BTW, if one can come up with a pure-Python implementation for these, I'd like to take a peek at the code, please. On 31 January 2017 at 13:57, Joao S. O. Bueno <jsbueno@python.org.br> wrote:
On 31 January 2017 at 13:05, Thomas Kluyver <thomas@kluyver.me.uk> wrote:
On Tue, Jan 31, 2017, at 02:32 PM, Stephen J. Turnbull wrote:
Personally, I don't think the explicit invocation is such a big deal to need a standardized decorator in the stdlib.
+1. It's one line either way, and the explicit call to super() seems clearer for people reading the code.
I agree that the explict call to super() is clear and concise enough - moreover you are in full control of where to call, plus what parameters to forward.

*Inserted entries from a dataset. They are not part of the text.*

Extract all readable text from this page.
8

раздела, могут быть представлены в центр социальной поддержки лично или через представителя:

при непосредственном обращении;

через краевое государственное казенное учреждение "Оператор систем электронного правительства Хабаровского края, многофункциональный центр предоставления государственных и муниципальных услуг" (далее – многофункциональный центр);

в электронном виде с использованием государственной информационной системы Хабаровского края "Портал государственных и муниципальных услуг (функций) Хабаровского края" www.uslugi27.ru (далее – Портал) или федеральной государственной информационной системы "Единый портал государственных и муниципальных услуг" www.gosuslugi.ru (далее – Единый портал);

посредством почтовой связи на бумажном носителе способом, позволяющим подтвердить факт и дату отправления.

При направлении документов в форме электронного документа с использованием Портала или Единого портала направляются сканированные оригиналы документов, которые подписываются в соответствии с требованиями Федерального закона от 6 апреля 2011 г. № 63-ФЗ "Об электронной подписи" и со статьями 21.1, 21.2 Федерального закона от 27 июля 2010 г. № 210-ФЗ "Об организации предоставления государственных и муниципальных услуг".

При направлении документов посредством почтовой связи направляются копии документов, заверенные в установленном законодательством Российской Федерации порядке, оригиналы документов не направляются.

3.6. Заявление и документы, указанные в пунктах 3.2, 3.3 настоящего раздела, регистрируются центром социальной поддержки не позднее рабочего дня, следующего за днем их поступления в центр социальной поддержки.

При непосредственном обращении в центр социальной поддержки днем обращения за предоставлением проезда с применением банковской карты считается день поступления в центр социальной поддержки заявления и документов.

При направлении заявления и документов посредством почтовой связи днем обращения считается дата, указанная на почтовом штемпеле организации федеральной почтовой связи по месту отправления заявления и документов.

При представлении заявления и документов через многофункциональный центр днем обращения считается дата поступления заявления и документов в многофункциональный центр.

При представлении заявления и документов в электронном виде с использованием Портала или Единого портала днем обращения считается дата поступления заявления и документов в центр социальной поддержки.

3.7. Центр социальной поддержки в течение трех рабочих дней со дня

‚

BUT - no, it is _not_ an easy decorator to craft - and I don't think it can be made to work cleanly without depending on implementation details of cPython.
I've been hitting the Python shell for 40+ minutes now, trying to get, in pure Python, a way for a method decorator to get a reference to the superclass in the way "super" does - it is not feasible without a metaclass. (I mean...it may be feasable, but one will be tough - one does not have a reference to the superclasses inside a class body as it is being parsed - I tried to trick the Python runtime into creating an empty __class__ cell in the decorator body for a decorator defined outside the class, and have that filled in, but it does not work as well).
Still, such @pre_super and @post_super decorators might be something cute to have around - and can't be made in a trivial way either on the code base or on a pure-python 3rd party package.
I would say I am +0 to "+0.5" on them.